Materials and methods
Materials
All designed primers and DH5α cells were ordered from Tsingke Biotech Co., Ltd (Beijing, China). The Pfu DNA polymerase and other general PCR-related reagents were from TransGen Biotech Co., Ltd. (Beijing, China). The Dpn I enzyme, Seamless Cloning kit, DNA Gel extraction kit and Ni-NTA Sepharose 6FF (His-Tag) were bought from Sangon Biotech Co., Ltd. (Shanghai, China). DNA extraction kit was obtained from Vazyme Biotech Co., Ltd. (Nanjing, China). Protein Marker and BL21 cells were from Yeasen Biotechnology Co., Ltd. (Shanghai, China). InsP6 was obtained from Shanghai Haohong Scientific Co., Ltd (Shanghai, China). Amicon centrifugal ultrafiltration devices were obtained from Merck-Millipore (Germany). The pET22b-CPDSalI vector was from Addgene16 (Addgene plasmid # 38251; http://n2t.net/addgene:38251; RRID: Addgene_38251).

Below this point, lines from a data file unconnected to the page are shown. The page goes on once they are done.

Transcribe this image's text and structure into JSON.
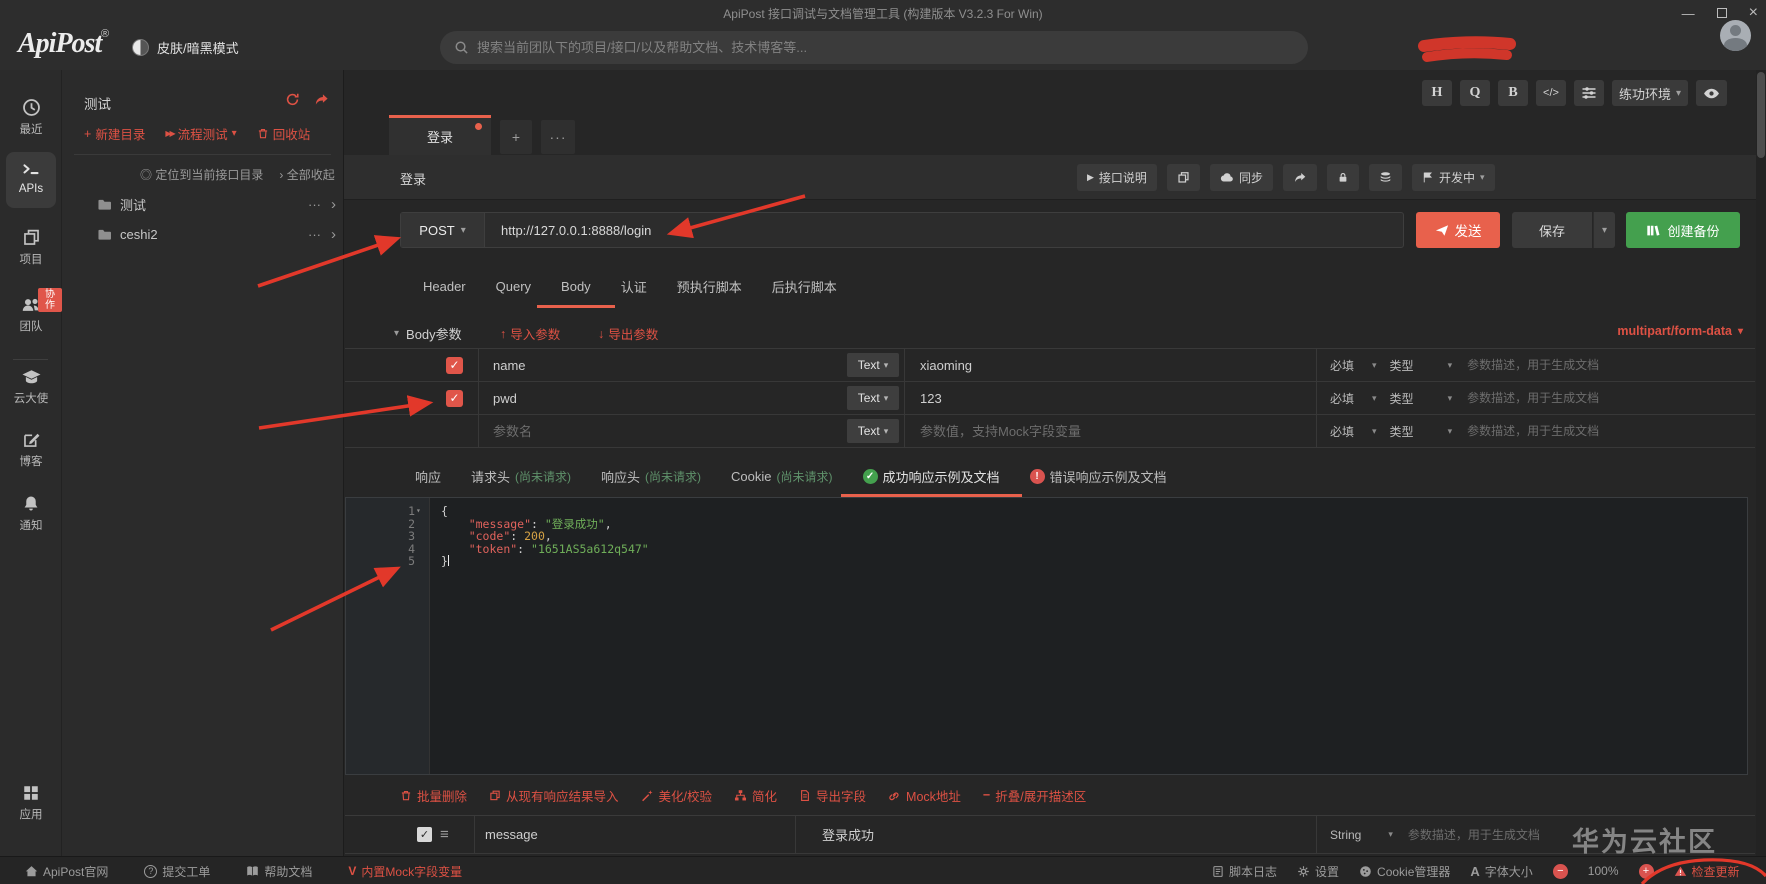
{
  "colors": {
    "accent_red": "#e8614c",
    "link_red": "#dd5144",
    "green": "#44a04e",
    "hint_green": "#5f926b",
    "editor_key": "#e0625c",
    "editor_string": "#6fae59",
    "editor_number": "#d4a145"
  },
  "titlebar": {
    "title": "ApiPost 接口调试与文档管理工具 (构建版本 V3.2.3 For Win)"
  },
  "header": {
    "logo": "ApiPost",
    "registered": "®",
    "theme_toggle_label": "皮肤/暗黑模式",
    "search_placeholder": "搜索当前团队下的项目/接口/以及帮助文档、技术博客等..."
  },
  "rail": {
    "items": [
      {
        "label": "最近"
      },
      {
        "label": "APIs"
      },
      {
        "label": "项目"
      },
      {
        "label": "团队",
        "badge": "协作"
      },
      {
        "label": "云大使"
      },
      {
        "label": "博客"
      },
      {
        "label": "通知"
      }
    ],
    "bottom": {
      "label": "应用"
    }
  },
  "tree": {
    "project": "测试",
    "new_dir": "新建目录",
    "flow_test": "流程测试",
    "recycle": "回收站",
    "locate": "定位到当前接口目录",
    "collapse_all": "全部收起",
    "folders": [
      {
        "name": "测试"
      },
      {
        "name": "ceshi2"
      }
    ]
  },
  "quickbar": {
    "h": "H",
    "q": "Q",
    "b": "B",
    "code": "</>",
    "env": "练功环境"
  },
  "tabs": {
    "active": "登录"
  },
  "doc_row": {
    "title": "登录",
    "api_desc": "接口说明",
    "sync": "同步",
    "status": "开发中"
  },
  "request": {
    "method": "POST",
    "url": "http://127.0.0.1:8888/login",
    "send": "发送",
    "save": "保存",
    "backup": "创建备份"
  },
  "request_tabs": [
    "Header",
    "Query",
    "Body",
    "认证",
    "预执行脚本",
    "后执行脚本"
  ],
  "body_section": {
    "title": "Body参数",
    "import_label": "导入参数",
    "export_label": "导出参数",
    "content_type": "multipart/form-data"
  },
  "params": {
    "rows": [
      {
        "key": "name",
        "type": "Text",
        "value": "xiaoming"
      },
      {
        "key": "pwd",
        "type": "Text",
        "value": "123"
      },
      {
        "type": "Text",
        "key_placeholder": "参数名",
        "value_placeholder": "参数值，支持Mock字段变量"
      }
    ],
    "required_label": "必填",
    "type_label": "类型",
    "desc_placeholder": "参数描述，用于生成文档"
  },
  "response_tabs": {
    "t0": "响应",
    "t1": "请求头",
    "t1_hint": "(尚未请求)",
    "t2": "响应头",
    "t2_hint": "(尚未请求)",
    "t3": "Cookie",
    "t3_hint": "(尚未请求)",
    "t4": "成功响应示例及文档",
    "t5": "错误响应示例及文档"
  },
  "editor": {
    "line_numbers": [
      "1",
      "2",
      "3",
      "4",
      "5"
    ],
    "l1_open": "{",
    "l2_indent": "    ",
    "l2_key": "\"message\"",
    "l2_sep": ": ",
    "l2_val": "\"登录成功\"",
    "l2_comma": ",",
    "l3_indent": "    ",
    "l3_key": "\"code\"",
    "l3_sep": ": ",
    "l3_num": "200",
    "l3_comma": ",",
    "l4_indent": "    ",
    "l4_key": "\"token\"",
    "l4_sep": ": ",
    "l4_val": "\"1651AS5a612q547\"",
    "l5_close": "}"
  },
  "editor_toolbar": [
    "批量删除",
    "从现有响应结果导入",
    "美化/校验",
    "简化",
    "导出字段",
    "Mock地址",
    "折叠/展开描述区"
  ],
  "field_row": {
    "name": "message",
    "value": "登录成功",
    "type": "String",
    "desc_placeholder": "参数描述，用于生成文档"
  },
  "footer": {
    "site": "ApiPost官网",
    "ticket": "提交工单",
    "help": "帮助文档",
    "mock_vars": "内置Mock字段变量",
    "script_log": "脚本日志",
    "settings": "设置",
    "cookie_mgr": "Cookie管理器",
    "font_size": "字体大小",
    "zoom": "100%",
    "check_update": "检查更新"
  },
  "watermark": "华为云社区",
  "icons": {
    "caret_down": "▾",
    "play": "▶",
    "flow": "▶▶",
    "up": "↑",
    "down": "↓",
    "plus": "+",
    "ellipsis": "···",
    "chevron_right": "›",
    "locate": "◎",
    "check": "✓",
    "excl": "!",
    "handle": "≡",
    "minimize": "—",
    "close": "×",
    "refresh": "⟳",
    "question": "?",
    "font_a": "A",
    "minus": "−",
    "v": "V",
    "collapse_minus": "−"
  }
}
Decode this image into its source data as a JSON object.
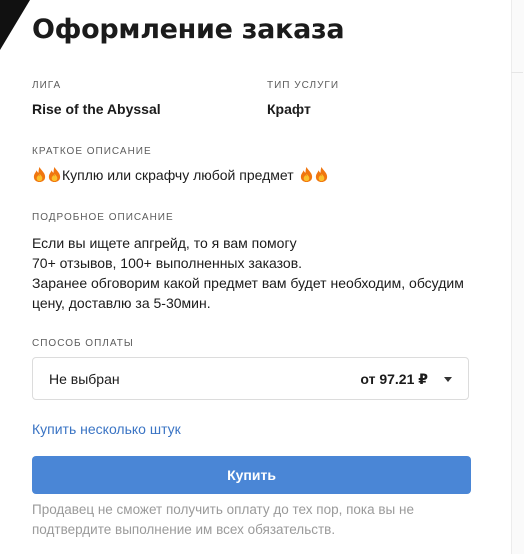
{
  "header": {
    "title": "Оформление заказа"
  },
  "league": {
    "label": "ЛИГА",
    "value": "Rise of the Abyssal"
  },
  "service_type": {
    "label": "ТИП УСЛУГИ",
    "value": "Крафт"
  },
  "short_description": {
    "label": "КРАТКОЕ ОПИСАНИЕ",
    "text": "Куплю или скрафчу любой предмет",
    "icons": [
      "fire-emoji",
      "fire-emoji",
      "fire-emoji",
      "fire-emoji"
    ]
  },
  "detailed_description": {
    "label": "ПОДРОБНОЕ ОПИСАНИЕ",
    "lines": [
      "Если вы ищете апгрейд, то я вам помогу",
      "70+ отзывов, 100+ выполненных заказов.",
      "Заранее обговорим какой предмет вам будет необходим, обсудим",
      "цену, доставлю за 5-30мин."
    ]
  },
  "payment": {
    "label": "СПОСОБ ОПЛАТЫ",
    "selected": "Не выбран",
    "price": "от 97.21 ₽"
  },
  "buy_multiple_link": "Купить несколько штук",
  "buy_button": "Купить",
  "notice_lines": [
    "Продавец не сможет получить оплату до тех пор, пока вы не",
    "подтвердите выполнение им всех обязательств."
  ],
  "colors": {
    "accent": "#4a86d6",
    "link": "#3a74c4",
    "muted": "#9a9a9a"
  }
}
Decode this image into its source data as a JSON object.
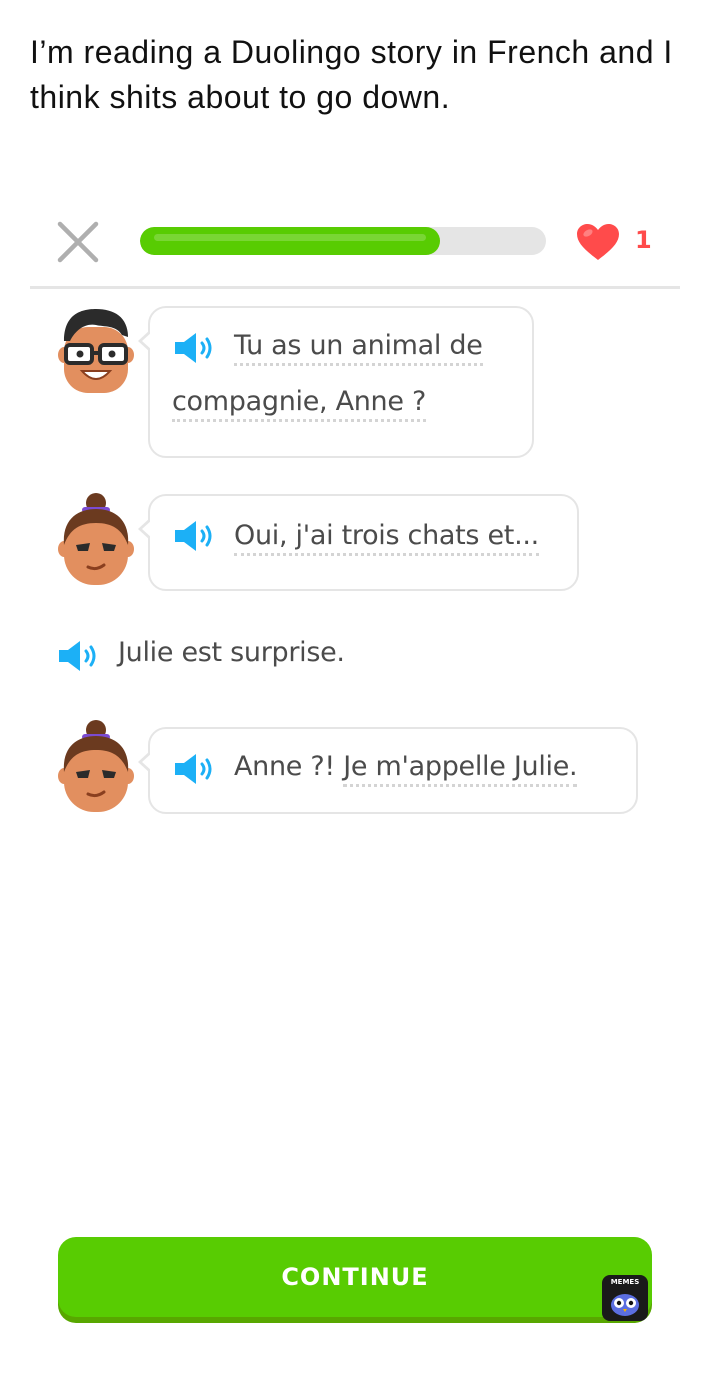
{
  "caption": "I’m reading a Duolingo story in French and I think shits about to go down.",
  "header": {
    "progress_fraction": 0.74,
    "hearts_count": "1",
    "colors": {
      "progress": "#58cc02",
      "heart": "#ff4b4b",
      "track": "#e5e5e5"
    }
  },
  "story": {
    "line1": {
      "part1": "Tu as un animal de",
      "part2": "compagnie, Anne ?"
    },
    "line2": {
      "text": "Oui, j'ai trois chats et..."
    },
    "narration": {
      "text": "Julie est surprise."
    },
    "line3": {
      "plain": "Anne ?! ",
      "dotted": "Je m'appelle Julie."
    }
  },
  "footer": {
    "continue_label": "CONTINUE",
    "watermark": "MEMES"
  },
  "icons": {
    "close": "close-icon",
    "heart": "heart-icon",
    "speaker": "speaker-icon",
    "avatar_man": "avatar-man-glasses",
    "avatar_woman": "avatar-woman-bun"
  }
}
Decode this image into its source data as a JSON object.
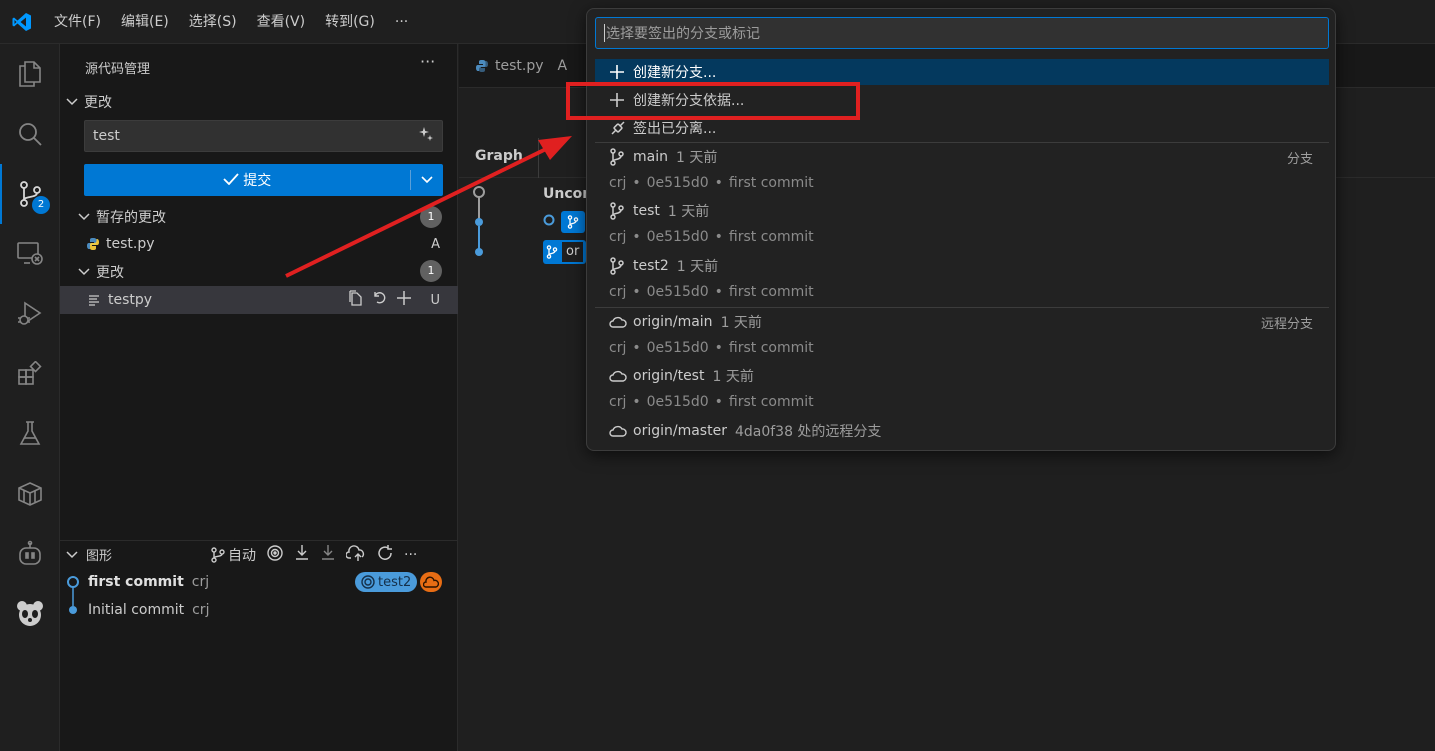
{
  "titlebar": {
    "menu": [
      "文件(F)",
      "编辑(E)",
      "选择(S)",
      "查看(V)",
      "转到(G)",
      "···"
    ]
  },
  "activitybar": {
    "badge": "2"
  },
  "sidebar": {
    "title": "源代码管理",
    "more": "···",
    "changes_header": "更改",
    "message_value": "test",
    "commit_label": "提交",
    "staged_header": "暂存的更改",
    "staged_count": "1",
    "staged_file": {
      "name": "test.py",
      "status": "A"
    },
    "unstaged_header": "更改",
    "unstaged_count": "1",
    "unstaged_file": {
      "name": "testpy",
      "status": "U"
    },
    "graph_header": "图形",
    "graph_auto": "自动",
    "commits": [
      {
        "message": "first commit",
        "author": "crj",
        "tag": "test2"
      },
      {
        "message": "Initial commit",
        "author": "crj"
      }
    ]
  },
  "editor": {
    "tab_name": "test.py",
    "tab_status": "A",
    "graph_column": "Graph",
    "uncommitted": "Uncom",
    "truncated_label": "or"
  },
  "quickpick": {
    "placeholder": "选择要签出的分支或标记",
    "actions": [
      "创建新分支...",
      "创建新分支依据...",
      "签出已分离..."
    ],
    "branch_group": "分支",
    "remote_group": "远程分支",
    "branches": [
      {
        "name": "main",
        "time": "1 天前",
        "author": "crj",
        "hash": "0e515d0",
        "msg": "first commit"
      },
      {
        "name": "test",
        "time": "1 天前",
        "author": "crj",
        "hash": "0e515d0",
        "msg": "first commit"
      },
      {
        "name": "test2",
        "time": "1 天前",
        "author": "crj",
        "hash": "0e515d0",
        "msg": "first commit"
      }
    ],
    "remotes": [
      {
        "name": "origin/main",
        "time": "1 天前",
        "author": "crj",
        "hash": "0e515d0",
        "msg": "first commit"
      },
      {
        "name": "origin/test",
        "time": "1 天前",
        "author": "crj",
        "hash": "0e515d0",
        "msg": "first commit"
      },
      {
        "name": "origin/master",
        "time": "4da0f38 处的远程分支"
      }
    ],
    "sep": "•"
  },
  "colors": {
    "accent": "#0078d4",
    "annotation": "#e02020",
    "focused_row": "#04395e"
  }
}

High performance liquid chromatography and high-resolution mass spectroscopy (HPLC-HRMS)
The mass spectra of proteins were recorded under the extended mass range mode (high 20,000 m/z, 1 GHz) and the data were collected in the mass range of 500–2500. Key source parameters: Cone gas 50 L/h; desolvation gas 800 L/h; source temperature of 120 °C; desolvation temperature of 600 °C; capillary voltage of 3000 V; collision cell RF offset of 600 volts; collision cell RF gain of 0.
Plasmid construction
To construct CPD-NbHer2-His6, two independent PCR assays were conducted to acquire pET26b-Her2 nanobody-His6 with homologous arm and the CPD fragment with SalI and XhoI sites was cloned from plasmid contains pET22b-CPDSalI vector16,38. Then assembled two fragments via seamless cloning kit after Gel extraction and subsequently digested by DpnI enzyme. Finally, the recombination plasmid was transfected into DH5α cells and the several single colonies were picked out for DNA sequencing after cultivation at 37 °C (Tsingke Biotech Co., Ltd).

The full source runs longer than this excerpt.